# Updating OpenSSH for PCI Compliance



## SuicideApple (Jul 27, 2020)

Hello all,

I am currently running a FreeBSD 12.1 server with OpenSSH ver 7.8. I have attempted to run and succeded in running freebsd-update fetch/install and my OpenSSH refuses to update. My PCI test claims I require at least 8.1, any ideas?


----------



## SirDice (Jul 27, 2020)

Your PCI  compliancy test is braindead. The version we have in the base receives proper security updates, but the version number will stay the same.

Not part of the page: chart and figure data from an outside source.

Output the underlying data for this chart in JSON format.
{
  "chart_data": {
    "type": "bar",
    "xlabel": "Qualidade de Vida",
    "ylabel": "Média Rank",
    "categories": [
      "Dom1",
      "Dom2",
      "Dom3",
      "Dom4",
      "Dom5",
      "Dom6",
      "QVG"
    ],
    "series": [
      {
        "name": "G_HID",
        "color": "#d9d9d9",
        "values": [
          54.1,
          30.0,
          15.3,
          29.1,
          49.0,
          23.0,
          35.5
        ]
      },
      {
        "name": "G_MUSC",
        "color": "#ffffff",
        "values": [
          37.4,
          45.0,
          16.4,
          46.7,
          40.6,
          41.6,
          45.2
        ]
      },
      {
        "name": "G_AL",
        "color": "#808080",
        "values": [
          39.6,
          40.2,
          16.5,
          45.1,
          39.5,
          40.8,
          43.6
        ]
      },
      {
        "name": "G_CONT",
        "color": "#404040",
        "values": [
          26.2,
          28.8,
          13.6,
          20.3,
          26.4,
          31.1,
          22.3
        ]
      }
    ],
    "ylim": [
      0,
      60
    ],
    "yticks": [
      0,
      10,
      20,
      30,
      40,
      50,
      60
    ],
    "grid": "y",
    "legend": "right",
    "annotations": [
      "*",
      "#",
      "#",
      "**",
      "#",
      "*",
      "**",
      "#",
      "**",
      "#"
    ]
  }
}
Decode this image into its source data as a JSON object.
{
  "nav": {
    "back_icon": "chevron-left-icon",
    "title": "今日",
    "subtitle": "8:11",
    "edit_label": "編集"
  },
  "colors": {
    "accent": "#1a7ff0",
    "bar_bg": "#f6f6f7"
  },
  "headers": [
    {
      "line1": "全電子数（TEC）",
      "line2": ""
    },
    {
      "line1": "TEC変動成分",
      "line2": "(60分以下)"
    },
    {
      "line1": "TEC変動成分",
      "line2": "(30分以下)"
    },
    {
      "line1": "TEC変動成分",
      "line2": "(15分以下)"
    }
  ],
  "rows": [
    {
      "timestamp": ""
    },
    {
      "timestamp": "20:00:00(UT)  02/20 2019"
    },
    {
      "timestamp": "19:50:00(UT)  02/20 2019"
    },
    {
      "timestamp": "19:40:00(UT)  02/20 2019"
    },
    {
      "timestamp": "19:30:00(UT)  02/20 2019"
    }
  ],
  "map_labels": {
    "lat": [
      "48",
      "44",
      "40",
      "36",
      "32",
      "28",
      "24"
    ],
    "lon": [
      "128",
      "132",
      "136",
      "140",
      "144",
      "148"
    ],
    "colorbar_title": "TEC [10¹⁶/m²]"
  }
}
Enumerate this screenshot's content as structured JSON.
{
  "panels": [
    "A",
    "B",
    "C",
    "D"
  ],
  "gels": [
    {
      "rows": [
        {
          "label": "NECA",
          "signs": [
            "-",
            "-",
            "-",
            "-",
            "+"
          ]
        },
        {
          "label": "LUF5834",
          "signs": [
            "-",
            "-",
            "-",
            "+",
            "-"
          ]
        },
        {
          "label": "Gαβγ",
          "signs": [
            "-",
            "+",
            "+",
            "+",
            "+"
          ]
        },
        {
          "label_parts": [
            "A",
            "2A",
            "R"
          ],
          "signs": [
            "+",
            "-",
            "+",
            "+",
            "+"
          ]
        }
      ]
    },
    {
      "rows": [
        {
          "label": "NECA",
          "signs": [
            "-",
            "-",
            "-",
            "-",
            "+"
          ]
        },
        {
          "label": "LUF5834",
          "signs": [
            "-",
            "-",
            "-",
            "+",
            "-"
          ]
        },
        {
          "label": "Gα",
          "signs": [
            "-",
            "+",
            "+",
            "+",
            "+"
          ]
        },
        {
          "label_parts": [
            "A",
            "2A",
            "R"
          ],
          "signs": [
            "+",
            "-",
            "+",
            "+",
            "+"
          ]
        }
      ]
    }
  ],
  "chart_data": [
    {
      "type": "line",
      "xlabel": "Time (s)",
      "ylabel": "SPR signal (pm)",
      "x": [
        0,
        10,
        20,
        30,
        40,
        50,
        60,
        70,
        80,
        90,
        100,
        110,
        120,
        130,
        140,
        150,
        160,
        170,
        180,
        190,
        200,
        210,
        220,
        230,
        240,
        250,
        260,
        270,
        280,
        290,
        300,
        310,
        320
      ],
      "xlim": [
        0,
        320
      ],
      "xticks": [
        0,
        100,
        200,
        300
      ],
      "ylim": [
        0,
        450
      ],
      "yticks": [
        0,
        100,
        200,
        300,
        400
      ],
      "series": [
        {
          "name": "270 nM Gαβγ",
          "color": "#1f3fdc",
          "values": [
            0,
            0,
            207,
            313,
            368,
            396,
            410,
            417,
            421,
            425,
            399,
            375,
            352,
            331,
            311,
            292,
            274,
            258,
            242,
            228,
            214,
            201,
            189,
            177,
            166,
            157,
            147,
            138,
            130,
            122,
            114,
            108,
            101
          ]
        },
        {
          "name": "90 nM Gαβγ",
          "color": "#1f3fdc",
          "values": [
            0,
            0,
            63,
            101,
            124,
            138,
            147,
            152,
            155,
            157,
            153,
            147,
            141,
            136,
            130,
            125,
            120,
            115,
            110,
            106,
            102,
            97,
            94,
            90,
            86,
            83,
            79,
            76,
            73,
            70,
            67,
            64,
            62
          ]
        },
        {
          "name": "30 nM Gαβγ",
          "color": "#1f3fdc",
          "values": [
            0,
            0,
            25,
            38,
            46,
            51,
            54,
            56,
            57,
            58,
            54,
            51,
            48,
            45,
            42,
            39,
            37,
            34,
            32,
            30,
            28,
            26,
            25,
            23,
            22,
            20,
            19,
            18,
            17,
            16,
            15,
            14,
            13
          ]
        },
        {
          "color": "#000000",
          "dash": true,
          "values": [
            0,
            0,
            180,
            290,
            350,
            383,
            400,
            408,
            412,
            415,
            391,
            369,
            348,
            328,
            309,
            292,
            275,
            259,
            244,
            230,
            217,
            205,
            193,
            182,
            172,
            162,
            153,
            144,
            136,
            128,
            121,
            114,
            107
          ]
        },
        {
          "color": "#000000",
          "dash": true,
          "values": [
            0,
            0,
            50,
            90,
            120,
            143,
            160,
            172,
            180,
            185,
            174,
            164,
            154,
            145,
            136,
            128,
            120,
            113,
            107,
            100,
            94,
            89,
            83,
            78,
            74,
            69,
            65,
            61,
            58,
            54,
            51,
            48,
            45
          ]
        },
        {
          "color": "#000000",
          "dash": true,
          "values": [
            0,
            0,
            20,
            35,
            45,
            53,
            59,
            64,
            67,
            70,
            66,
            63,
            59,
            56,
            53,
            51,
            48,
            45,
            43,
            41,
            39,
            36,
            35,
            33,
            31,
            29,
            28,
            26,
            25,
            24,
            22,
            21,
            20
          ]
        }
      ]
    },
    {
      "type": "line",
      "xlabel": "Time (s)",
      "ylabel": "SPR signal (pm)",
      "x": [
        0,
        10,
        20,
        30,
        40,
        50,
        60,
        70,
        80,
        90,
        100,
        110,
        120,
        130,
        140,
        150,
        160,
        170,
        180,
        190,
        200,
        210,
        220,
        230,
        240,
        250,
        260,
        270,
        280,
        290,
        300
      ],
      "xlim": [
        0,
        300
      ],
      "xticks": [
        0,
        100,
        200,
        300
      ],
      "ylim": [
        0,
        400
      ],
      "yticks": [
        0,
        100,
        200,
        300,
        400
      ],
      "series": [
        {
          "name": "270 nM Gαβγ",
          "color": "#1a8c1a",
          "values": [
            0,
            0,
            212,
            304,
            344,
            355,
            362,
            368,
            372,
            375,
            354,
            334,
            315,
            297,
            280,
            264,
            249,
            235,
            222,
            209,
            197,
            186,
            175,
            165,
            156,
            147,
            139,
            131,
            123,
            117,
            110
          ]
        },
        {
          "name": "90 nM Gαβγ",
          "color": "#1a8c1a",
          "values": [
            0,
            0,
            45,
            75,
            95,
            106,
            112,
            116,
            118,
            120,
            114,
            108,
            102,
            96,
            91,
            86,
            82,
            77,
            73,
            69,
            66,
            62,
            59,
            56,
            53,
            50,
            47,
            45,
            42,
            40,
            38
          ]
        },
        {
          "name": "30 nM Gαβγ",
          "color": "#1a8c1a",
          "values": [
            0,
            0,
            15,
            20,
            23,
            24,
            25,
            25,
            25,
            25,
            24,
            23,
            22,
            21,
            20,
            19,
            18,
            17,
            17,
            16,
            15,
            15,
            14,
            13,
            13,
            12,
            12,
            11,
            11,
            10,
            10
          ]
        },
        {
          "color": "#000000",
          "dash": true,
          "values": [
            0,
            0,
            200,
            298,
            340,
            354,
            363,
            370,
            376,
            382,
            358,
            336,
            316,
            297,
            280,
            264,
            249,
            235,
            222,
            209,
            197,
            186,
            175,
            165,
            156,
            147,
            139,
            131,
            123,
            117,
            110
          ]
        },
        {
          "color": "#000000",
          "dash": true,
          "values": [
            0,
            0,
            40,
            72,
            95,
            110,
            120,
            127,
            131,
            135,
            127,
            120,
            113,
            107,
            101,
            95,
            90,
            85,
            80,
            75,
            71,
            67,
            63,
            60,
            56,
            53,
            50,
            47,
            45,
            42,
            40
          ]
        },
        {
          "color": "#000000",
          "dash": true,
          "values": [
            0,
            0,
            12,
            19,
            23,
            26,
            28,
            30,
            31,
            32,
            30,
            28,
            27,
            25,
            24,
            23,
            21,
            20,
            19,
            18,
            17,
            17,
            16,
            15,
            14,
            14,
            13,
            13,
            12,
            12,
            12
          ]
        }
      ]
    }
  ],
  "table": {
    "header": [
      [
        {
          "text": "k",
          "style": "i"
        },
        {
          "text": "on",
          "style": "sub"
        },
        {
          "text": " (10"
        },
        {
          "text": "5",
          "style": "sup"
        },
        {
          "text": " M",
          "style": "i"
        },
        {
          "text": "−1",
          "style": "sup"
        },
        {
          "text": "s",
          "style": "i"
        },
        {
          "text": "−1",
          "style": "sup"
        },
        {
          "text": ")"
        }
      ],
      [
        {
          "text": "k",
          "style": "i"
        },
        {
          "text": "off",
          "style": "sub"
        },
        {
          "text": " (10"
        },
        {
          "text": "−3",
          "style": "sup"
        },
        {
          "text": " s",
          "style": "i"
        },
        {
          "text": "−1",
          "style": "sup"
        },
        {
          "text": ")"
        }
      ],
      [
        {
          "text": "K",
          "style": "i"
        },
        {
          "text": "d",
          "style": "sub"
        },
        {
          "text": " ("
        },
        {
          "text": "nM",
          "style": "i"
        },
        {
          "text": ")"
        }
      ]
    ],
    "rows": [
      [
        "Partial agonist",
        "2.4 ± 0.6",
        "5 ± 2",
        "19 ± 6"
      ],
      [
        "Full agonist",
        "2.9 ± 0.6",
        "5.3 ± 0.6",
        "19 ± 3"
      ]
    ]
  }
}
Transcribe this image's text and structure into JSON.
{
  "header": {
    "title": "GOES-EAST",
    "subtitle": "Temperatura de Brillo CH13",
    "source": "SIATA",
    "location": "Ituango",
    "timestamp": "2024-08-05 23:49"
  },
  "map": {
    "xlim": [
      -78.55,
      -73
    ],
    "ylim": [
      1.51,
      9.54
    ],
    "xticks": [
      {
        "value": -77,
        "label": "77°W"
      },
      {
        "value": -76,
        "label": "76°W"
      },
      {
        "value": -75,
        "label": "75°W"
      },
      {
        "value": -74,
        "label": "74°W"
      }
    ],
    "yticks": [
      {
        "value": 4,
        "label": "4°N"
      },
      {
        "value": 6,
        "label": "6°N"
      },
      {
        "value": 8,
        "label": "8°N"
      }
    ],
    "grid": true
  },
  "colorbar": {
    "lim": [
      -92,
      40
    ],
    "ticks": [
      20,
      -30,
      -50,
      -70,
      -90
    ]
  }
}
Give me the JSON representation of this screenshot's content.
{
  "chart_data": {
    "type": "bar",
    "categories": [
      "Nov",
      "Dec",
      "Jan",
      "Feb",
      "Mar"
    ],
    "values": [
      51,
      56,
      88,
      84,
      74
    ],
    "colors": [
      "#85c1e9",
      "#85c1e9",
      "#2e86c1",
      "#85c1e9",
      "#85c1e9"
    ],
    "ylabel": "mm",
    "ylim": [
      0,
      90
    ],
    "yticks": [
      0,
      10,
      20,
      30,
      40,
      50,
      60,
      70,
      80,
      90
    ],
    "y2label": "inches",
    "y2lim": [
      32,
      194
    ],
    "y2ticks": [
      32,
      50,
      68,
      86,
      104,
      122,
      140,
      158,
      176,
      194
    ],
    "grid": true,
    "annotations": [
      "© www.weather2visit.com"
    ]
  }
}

To give you an example of how braindead that test is, on RHEL8 OpenSSH is 8.0. On RHEL7 it is 7.4.  So according to your tests those aren't PCI compliant either? I'm quite sure Red Hat has a very different opinion of that.


----------



## rafael_grether (Dec 30, 2021)

SIrDice,

I was looking on the forum, and I found this topic more similar to my question.
On FreeBSD 13, my OpenSSH version is 7.9p1

Theoretically, by version, I'm vulnerable to important security issues like CVE-2019-6111 and CVE-2019-6110.
This was also pointed out by some security scanners.

Are you saying that despite the version number, OpenSSH 7.9 (installed on base system) is fully security patched?
It makes sense. Otherwise FreeBSD 13 would not be released with this version of OpenSSH.

So, there is no need to install OpenSSH Portable.

Thanks,
Grether


----------



## richardtoohey2 (Dec 30, 2021)

Looks like a fix for 6111 was applied to 12.0:

e.g. https://www.freebsd.org/security/advisories/FreeBSD-EN-19:10.scp.asc

This article makes it _look_ as though still an issue on 12.2: https://www.adminbyaccident.com/freebsd/how-to-freebsd/how-to-patch-openssh-in-freebsd-12-2/

But not sure if the tool he is using is string-matching on the version of OpenSSH rather than actually checking if the vulnerability is actually present.

Other CVEs fixed in the same commit:






						234965 – scp client multiple vulnerabilities (openssh in base/ports affected: CVE-2018-20685 CVE-2019-6111 CVE-2019-6109,6110)
					






					bugs.freebsd.org
				




So in theory the answer to your question is yes, it should be fine in 13.0, but would need more digging to be utterly sure.


----------